Among evergreens, a baseball legacy

A writer couldn’t avoid his family’s plot on a search for a legend’s grave.

I’d searched all over the cemetery on the outskirts of the city, looking for a tree I could only somewhat remember.

During visits with my family, I would lay a pinecone on poppop’s—and later grandmom’s—grave in Holy Sepulchre Cemetery, on the outskirts of the city. But a half hour proved fruitless, and I realized I hadn’t been to Robert Brandt’s grave in years, and wasn’t sure the cone-bearing tree I was looking for was even growing anymore.

Mark, a kind administrator who would later try to sell me an eternity among the evergreens along Cheltenham Avenue, drove me to the plot in Section 42 after pulling the information from an Excel spreadsheet.
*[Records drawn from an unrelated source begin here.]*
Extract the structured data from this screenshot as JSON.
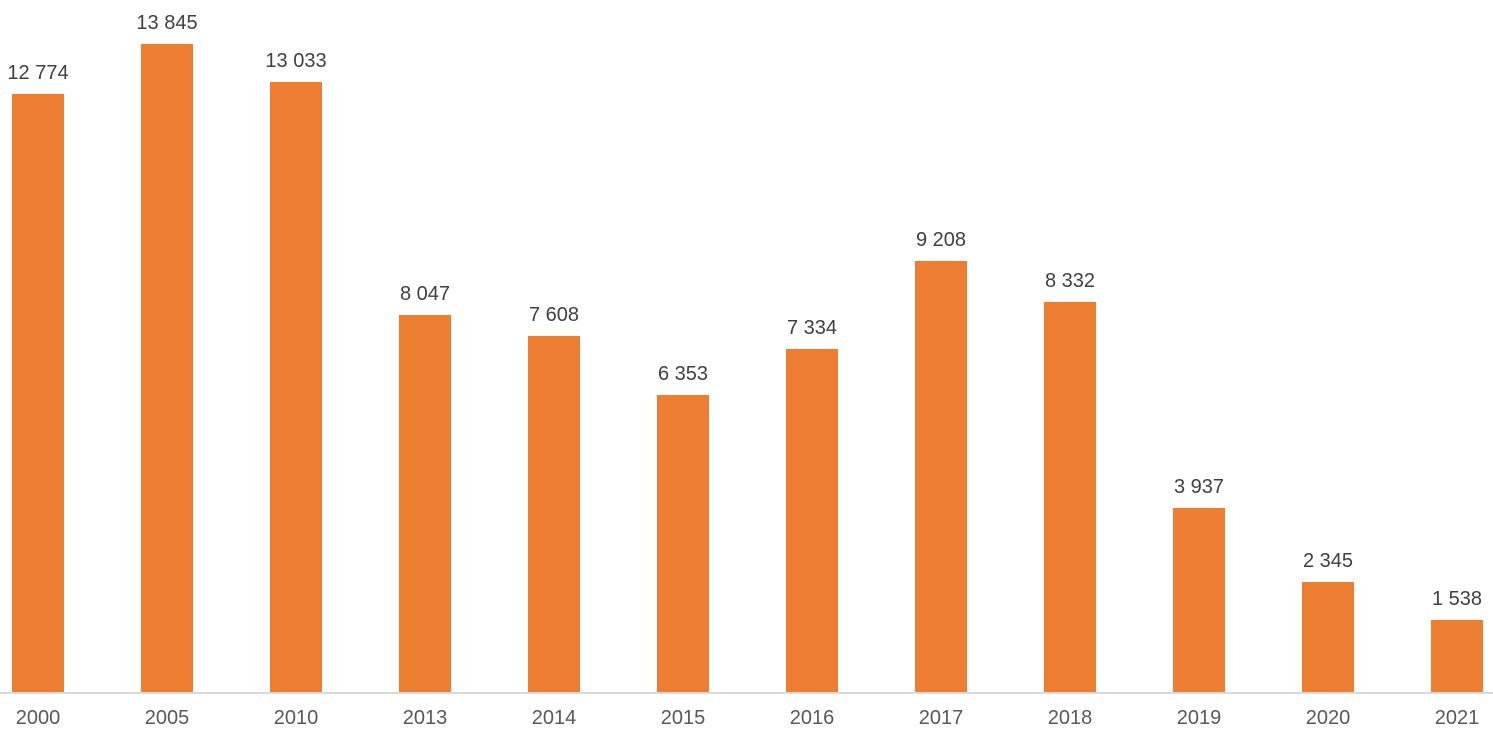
{
  "chart_data": {
    "type": "bar",
    "title": "",
    "xlabel": "",
    "ylabel": "",
    "categories": [
      "2000",
      "2005",
      "2010",
      "2013",
      "2014",
      "2015",
      "2016",
      "2017",
      "2018",
      "2019",
      "2020",
      "2021"
    ],
    "values": [
      12774,
      13845,
      13033,
      8047,
      7608,
      6353,
      7334,
      9208,
      8332,
      3937,
      2345,
      1538
    ],
    "data_labels": [
      "12 774",
      "13 845",
      "13 033",
      "8 047",
      "7 608",
      "6 353",
      "7 334",
      "9 208",
      "8 332",
      "3 937",
      "2 345",
      "1 538"
    ],
    "ylim": [
      0,
      13845
    ],
    "grid": false,
    "legend": false,
    "y_axis_visible": false,
    "colors": {
      "bar": "#ED7D31",
      "data_label": "#404040",
      "category_label": "#595959",
      "axis_line": "#D9D9D9",
      "background": "#FFFFFF"
    }
  }
}
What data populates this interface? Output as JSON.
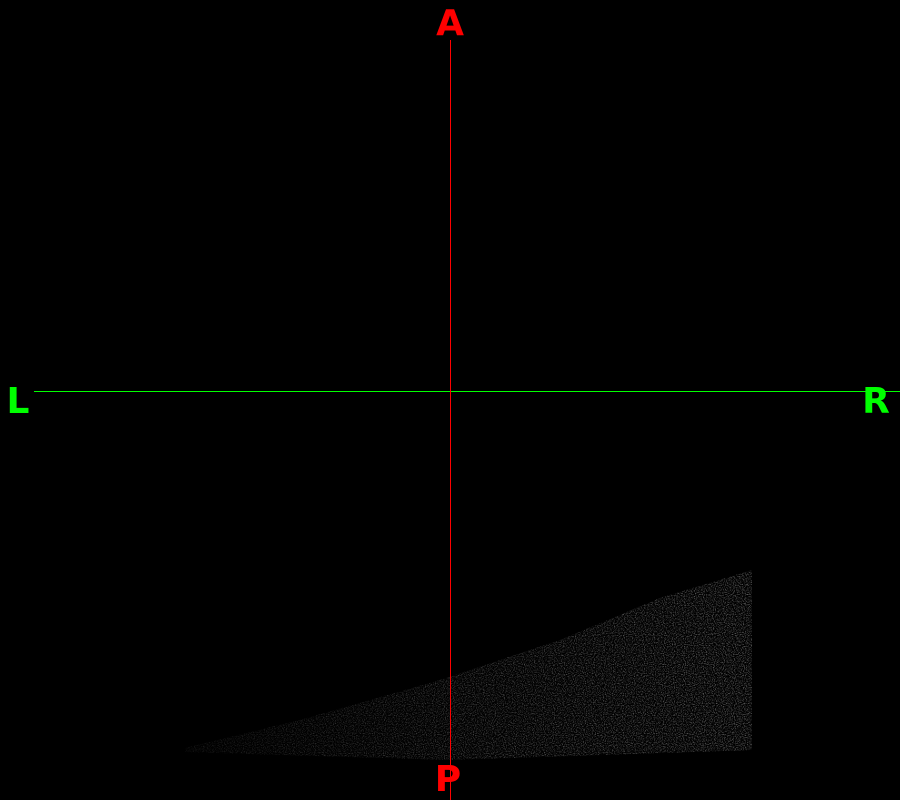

He had no idea my original intent for the trip was to see the gravesite of  Cornelius McGillicuddy, better known as Connie Mack, the renowned manager of the Philadelphia Athletics for 50 seasons and the winningest manager in MLB history.

I wanted to write a piece about Mack’s humble gravesite in the cemetery—to reminisce about of a greater era of journalism that I never knew, when stalwart crime reporter Meyer Berger got away with turning in a poem as his 1941 World Series coverage to the New York Times, and when the newspapers thought the Tall Tactician might as well have been the King of Philadelphia.

Poppop, who took my father to games in Connie Mack Stadium when it still stood at 21st Street and Lehigh Avenue, would surely appreciate a manager who valued recruiting young players over signing aging stars. I know the rest of Philly would. Mack was the city’s original Sam Hinkie. And I’m sure that wherever Poppop is—I’m still working that out—he’d be happy to know he was laid to rest about three sections down from a local legend.

As Mark and I teetered around the uneven grass, and he started to say something about memories and his son in college, I saw the shadow of the pine branch fall on the humble stone severely in need of many, many pinecones for all the years I hadn’t been there. He left and I thought long and hard about baseball and the black-and-white era I’ll never hear about firsthand.

I thought learning about Connie Mack would have brought me closer to my grandfather, who died when I was a toddler. I missed out on his accounts from a storied boxing career and a long tenure as a truck driver. Really, Robert E.J. Brandt would have been the best primary source I could have asked for, but I didn’t even know what journalism was at the time he left us.

I went to the cemetery to admire one legacy and got caught up in my family’s instead—my grandmother died  three years ago, but the tombstone doesn’t reflect that, and now we’re working on getting that corrected.

Mack’s humble grave proved uninspiring when I happened upon it on my way out: a tomb adorned with only a cross and his surname “McGillicuddy,” lacking a first name and a span of years (1862-1956). All my doubts about gravesite tourism were confirmed. It just felt weird and intrusive.

I passed Frank Rizzo without a second thought.